(Administration in the Kingdom Age)

Question: Considering that the millennial reign of Christ is to be, among other things, a perfect political administration, it stands to reason that it will not be a bloated bureaucracy. Yet Christ is said to rule with all His saints. Do you think it is possible that God is waiting until the number of saints, dead and living, equals the number necessary for a perfect administration?

Answer: It’s an interesting question! The simple answer is, of course, that we just don’t know. But, all the same, there are a number of relevant Scriptures that are worth looking at.

1) Second Peter 3:12 speaks of Christians “looking for and hastening the coming of the day of God [i.e. the Day of the Lord].” The words "and hastening" seem to suggest that we can somehow move the end-time events closer, by our prayers, our witness, and the preaching of the gospel, thus bringing more people to repentance and faith (vs. 9). The NIV follows that line of thinking with, “look forward to the day of God and speed its coming.”

This is in harmony with Peter’s sermon in Acts 3:19-20, where he says: “Repent therefore and be converted, that your sins may be blotted out, so that times of refreshing may come from the presence of the Lord, and that he may send Jesus Christ, who was preached to you before.”

Such passages do seem to hint that the Lord may have a specific number of converted individuals in mind. However, others say it is open to serious question whether a sovereign God would adjust His timetable in this way. The phrase “and hastening” can also be translated “earnestly desiring,” which would remove this supposed difficulty.

I’m still on the fence on this one. I don’t have enough light to be dogmatic about either view. But it does seem at least possible to me that, as your question implies, the ushering in of future events is related to God’s (sovereign) determination that all who are to respond to the gospel have done so.

2) As to who will rule in the Kingdom, under the supreme rule of Christ, we know that the apostles will have a key role in relation to Israel. The Lord told them, “Assuredly I say to you, that in the regeneration [the renewal of the Kingdom Age], when the Son of Man sits on the throne of His glory, you [disciples] will also sit on twelve thrones, judging the twelve tribes of Israel” (Matt. 19:28; cf. the prophecy in Isa. 1:26). (Judas Iscariot, who committed suicide, was later replaced by Matthias, to bring the total to twelve once more, Acts 1:26.)

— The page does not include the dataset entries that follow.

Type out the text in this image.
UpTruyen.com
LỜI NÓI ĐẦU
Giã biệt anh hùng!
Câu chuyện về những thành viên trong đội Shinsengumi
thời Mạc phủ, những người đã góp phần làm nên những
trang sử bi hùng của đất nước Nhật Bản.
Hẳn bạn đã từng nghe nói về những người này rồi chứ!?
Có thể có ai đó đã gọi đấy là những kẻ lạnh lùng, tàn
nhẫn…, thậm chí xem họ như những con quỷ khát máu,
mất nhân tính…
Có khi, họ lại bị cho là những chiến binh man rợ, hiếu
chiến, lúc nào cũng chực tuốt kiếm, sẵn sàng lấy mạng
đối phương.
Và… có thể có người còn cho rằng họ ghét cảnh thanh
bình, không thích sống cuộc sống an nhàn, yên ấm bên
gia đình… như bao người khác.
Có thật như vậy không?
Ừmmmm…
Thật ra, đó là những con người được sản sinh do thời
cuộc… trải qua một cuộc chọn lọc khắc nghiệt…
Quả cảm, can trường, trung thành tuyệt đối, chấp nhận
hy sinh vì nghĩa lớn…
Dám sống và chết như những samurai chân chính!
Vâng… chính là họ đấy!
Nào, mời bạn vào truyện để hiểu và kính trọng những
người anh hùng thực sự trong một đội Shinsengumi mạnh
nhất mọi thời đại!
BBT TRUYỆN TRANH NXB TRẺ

In addition, there will be some kind of administrative role for other believers (Rev. 5:10; 20:4). There is a parable of the Lord Jesus (in Lk. 19:11-27) that may be pertinent here–though I hasten to add that we must be cautious about “proving” something from parables. They are made-up stories to teach a particular spiritual truth. That being said, the details here are intriguing.

In the parable of “The Ten Minas” (a Greek mina being equal to about 3 months salary), servants are rewarded for their faithfulness, during the absence of their master, by being assigned rulership over an appropriate number of cities in his realm. For example: “He said to him, ‘Well done, good servant; because you have been faithful in a very little, have authority over ten cities [or towns]’” (vs. 17).

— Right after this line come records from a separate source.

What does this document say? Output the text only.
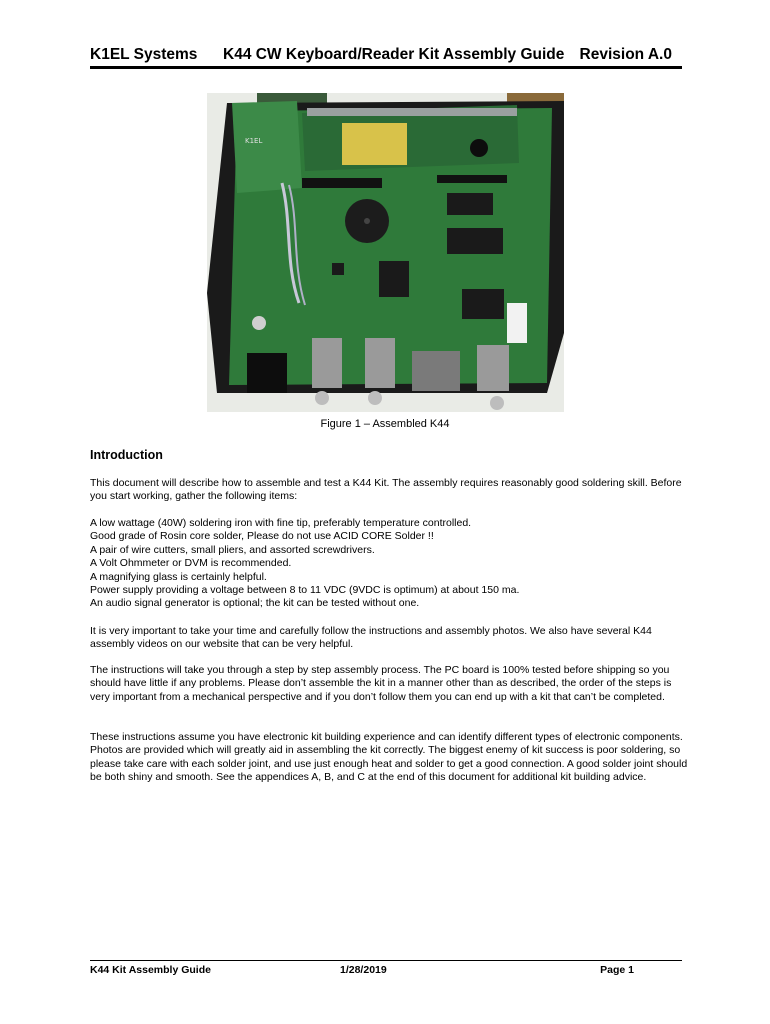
K1EL Systems K44 CW Keyboard/Reader Kit Assembly Guide Revision A.0
K1EL
Figure 1 – Assembled K44
Introduction

This document will describe how to assemble and test a K44 Kit. The assembly requires reasonably good soldering skill. Before you start working, gather the following items:

A low wattage (40W) soldering iron with fine tip, preferably temperature controlled.
Good grade of Rosin core solder, Please do not use ACID CORE Solder !!
A pair of wire cutters, small pliers, and assorted screwdrivers.
A Volt Ohmmeter or DVM is recommended.
A magnifying glass is certainly helpful.
Power supply providing a voltage between 8 to 11 VDC (9VDC is optimum) at about 150 ma.
An audio signal generator is optional; the kit can be tested without one.

It is very important to take your time and carefully follow the instructions and assembly photos. We also have several K44 assembly videos on our website that can be very helpful.

The instructions will take you through a step by step assembly process. The PC board is 100% tested before shipping so you should have little if any problems. Please don’t assemble the kit in a manner other than as described, the order of the steps is very important from a mechanical perspective and if you don’t follow them you can end up with a kit that can’t be completed.

These instructions assume you have electronic kit building experience and can identify different types of electronic components. Photos are provided which will greatly aid in assembling the kit correctly. The biggest enemy of kit success is poor soldering, so please take care with each solder joint, and use just enough heat and solder to get a good connection. A good solder joint should be both shiny and smooth. See the appendices A, B, and C at the end of this document for additional kit building advice.

K44 Kit Assembly Guide	1/28/2019	Page 1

As I say, it’s not possible to build a dogmatic doctrine on this. But it does suggest that there will possibly be a division of administrative work, and ranks (a hierarchy) of administrators, in the coming Kingdom Age.

3) Given that millions have come to Christ since Pentecost, it seems to me quite possible that the necessary total of future rulers and governing officials has already been reached, or even surpassed. But God knows the optimum number needed.

Keep in mind that though the Church Age saints will be in their glorified bodies at that time, while those who enter the earthly Kingdom after the Tribulation will still be in their mortal bodies. And because of the greatly improved conditions, men and women in the latter category will live longer, and bear more children (Isa. 65:20; Ezek. 47:22; Zech. 10:8).

It’s my belief that longevity will return to what it was in the beginning. (Recall that Methuselah lived to be 969 years of age, Gen. 5:17.) So, it could be that many will live through the entire thousand years of the Millennium, bearing many children over the years. The population will increase rapidly, calling for the establishment of more towns and cities, and therefore more administrators.

Another thought. We don’t know whether these jobs will all be permanent. Or whether, like some politicians today, individuals will serve for a particular term–perhaps with the possibility of reappointment. In ancient Israel, the tribe of Levi got so large that not all the Levites could serve in the temple at one time. They were divided by King David into twenty-four groups, each with an assigned period of service (I Chron. 24). I don’t know if something similar will be worked out in the Kingdom, but it seems possible.

4) One more quick thought. I wonder if the references to our reign describe something corporate, rather than individual. That is, because we belong the Christ, and honour Him as our King, we are, in a sense, a part of His reign, a part of the reigning congregation of the saints. In a similar sense, because we vote on those who serve in our government, we are corporately a part of the ruling body. (This is just a speculation. But I wonder of reigning together with Christ will be, at least for some, experienced in that secondary sense.)

As you indicate, whatever the case, our sovereign and omniscient Lord will have a wise and efficient administration, with no “bloated bureaucracy.” I look forward to serving in whatever way He calls me to.